Hi. My uncle, Robert McIntosh born 1918 in Middlesbrough, UK, emigrated to SA sometime after his military service, including war service with the Durham Light Infantry. My mother (now deceased) used to visit him sometime in the 60's. And that's all I know! I need to acquire a death certificate for him so as to then unlock his service records. I'm at a dead-end otherwise. Can anyone suggest where I might start this (extensive?) search?

Thanks. Alan

Unknown said...

Even though your posts are over a year old, I may still be able to help you with information in the UK. Please give me details and I will be happy to help
you - Elizabeth

Unknown said...

Hello Elizabeh.
I am still trying to find any record of my grandmother SUSANNAH/SUSIE ROBERTS sailing from the UK to South Africa. Do you think you might be able to help please?

Unknown said...

Hi there!

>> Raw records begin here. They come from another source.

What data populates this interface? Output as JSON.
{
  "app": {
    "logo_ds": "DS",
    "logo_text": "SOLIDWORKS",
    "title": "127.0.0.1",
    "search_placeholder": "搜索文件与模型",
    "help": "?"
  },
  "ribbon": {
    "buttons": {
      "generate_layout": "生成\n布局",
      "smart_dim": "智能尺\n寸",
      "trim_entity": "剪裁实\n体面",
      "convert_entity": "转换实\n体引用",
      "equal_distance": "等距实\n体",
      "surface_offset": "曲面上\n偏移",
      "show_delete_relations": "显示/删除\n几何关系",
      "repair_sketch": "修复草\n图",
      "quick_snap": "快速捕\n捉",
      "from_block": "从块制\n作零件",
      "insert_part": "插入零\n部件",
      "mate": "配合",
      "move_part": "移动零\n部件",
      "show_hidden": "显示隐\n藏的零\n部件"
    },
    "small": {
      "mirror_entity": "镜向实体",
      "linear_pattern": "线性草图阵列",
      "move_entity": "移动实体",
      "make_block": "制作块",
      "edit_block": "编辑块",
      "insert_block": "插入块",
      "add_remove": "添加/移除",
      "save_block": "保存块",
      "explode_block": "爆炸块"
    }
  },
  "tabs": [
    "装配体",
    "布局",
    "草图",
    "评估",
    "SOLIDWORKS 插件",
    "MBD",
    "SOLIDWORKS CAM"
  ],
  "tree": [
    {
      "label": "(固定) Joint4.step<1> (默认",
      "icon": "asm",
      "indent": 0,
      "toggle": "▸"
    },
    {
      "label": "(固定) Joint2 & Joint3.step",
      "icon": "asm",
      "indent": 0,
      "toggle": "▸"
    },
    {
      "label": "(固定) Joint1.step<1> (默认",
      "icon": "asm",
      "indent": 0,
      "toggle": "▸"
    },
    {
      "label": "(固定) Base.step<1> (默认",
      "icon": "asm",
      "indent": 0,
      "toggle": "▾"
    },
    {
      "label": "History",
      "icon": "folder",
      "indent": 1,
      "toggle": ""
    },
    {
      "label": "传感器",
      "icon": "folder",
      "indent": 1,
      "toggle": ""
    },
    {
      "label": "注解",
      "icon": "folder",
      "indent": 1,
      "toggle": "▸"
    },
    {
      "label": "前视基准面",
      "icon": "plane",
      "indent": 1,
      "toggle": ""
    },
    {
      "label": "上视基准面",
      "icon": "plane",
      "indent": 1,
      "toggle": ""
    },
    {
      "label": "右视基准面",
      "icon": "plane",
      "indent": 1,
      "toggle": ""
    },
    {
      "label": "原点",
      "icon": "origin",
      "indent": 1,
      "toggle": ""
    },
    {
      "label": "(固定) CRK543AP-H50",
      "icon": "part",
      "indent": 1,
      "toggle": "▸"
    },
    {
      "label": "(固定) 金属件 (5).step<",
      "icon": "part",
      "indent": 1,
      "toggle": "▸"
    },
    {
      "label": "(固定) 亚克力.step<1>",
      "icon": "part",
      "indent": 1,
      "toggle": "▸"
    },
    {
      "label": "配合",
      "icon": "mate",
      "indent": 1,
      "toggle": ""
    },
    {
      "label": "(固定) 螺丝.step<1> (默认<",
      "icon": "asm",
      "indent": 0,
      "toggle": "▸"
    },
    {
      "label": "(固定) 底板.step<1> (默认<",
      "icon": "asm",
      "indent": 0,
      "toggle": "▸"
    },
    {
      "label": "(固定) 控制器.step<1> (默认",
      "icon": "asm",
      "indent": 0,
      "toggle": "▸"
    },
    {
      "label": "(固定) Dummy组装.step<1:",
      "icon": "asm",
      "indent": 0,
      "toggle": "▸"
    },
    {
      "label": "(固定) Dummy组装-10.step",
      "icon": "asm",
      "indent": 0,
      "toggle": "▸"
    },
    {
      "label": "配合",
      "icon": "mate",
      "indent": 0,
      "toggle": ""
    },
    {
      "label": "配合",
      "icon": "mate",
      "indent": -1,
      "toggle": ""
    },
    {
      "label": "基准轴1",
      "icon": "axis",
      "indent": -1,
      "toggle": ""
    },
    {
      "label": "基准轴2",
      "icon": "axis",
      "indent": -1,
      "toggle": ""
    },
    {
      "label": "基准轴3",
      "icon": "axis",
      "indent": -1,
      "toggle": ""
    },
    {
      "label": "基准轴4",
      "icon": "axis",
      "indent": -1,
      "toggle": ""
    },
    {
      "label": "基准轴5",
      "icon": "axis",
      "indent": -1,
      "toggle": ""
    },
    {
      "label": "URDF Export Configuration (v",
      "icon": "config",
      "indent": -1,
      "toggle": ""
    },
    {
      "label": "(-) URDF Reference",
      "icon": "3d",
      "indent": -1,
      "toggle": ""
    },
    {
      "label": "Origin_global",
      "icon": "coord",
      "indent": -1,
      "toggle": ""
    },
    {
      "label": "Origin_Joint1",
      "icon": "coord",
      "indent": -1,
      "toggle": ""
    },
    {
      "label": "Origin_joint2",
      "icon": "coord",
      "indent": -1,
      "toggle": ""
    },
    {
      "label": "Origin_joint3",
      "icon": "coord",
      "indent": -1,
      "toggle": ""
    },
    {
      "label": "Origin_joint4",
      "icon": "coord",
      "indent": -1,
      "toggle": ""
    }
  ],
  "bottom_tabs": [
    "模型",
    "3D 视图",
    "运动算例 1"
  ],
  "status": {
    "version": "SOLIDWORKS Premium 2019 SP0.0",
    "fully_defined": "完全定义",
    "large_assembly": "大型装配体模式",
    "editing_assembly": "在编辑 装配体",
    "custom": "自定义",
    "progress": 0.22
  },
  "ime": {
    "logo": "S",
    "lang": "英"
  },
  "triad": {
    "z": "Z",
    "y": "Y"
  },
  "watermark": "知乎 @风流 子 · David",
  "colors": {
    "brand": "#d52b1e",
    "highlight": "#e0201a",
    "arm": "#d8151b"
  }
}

Not sure if you can help but am trying to get more information - a birth certificate if possible - for my grandfather who was born on a boat sailing from Cardiffe to South Africa. His name was Edward Oscar Evans and was born in 1884. He died in the Transvaal (now Gauteng). Thank you!!

Teresa Mack said...

Hi there. Please can you assist me in finding more information about my great grandfather George Andrews, born 1873 in Lincolnshire, England. I am lead to believe came to Natal on the Garth Castle in 1885. THis would make him 12yrs old at the time of travel. Please could you assist me in confirming this and if he travelled with any family?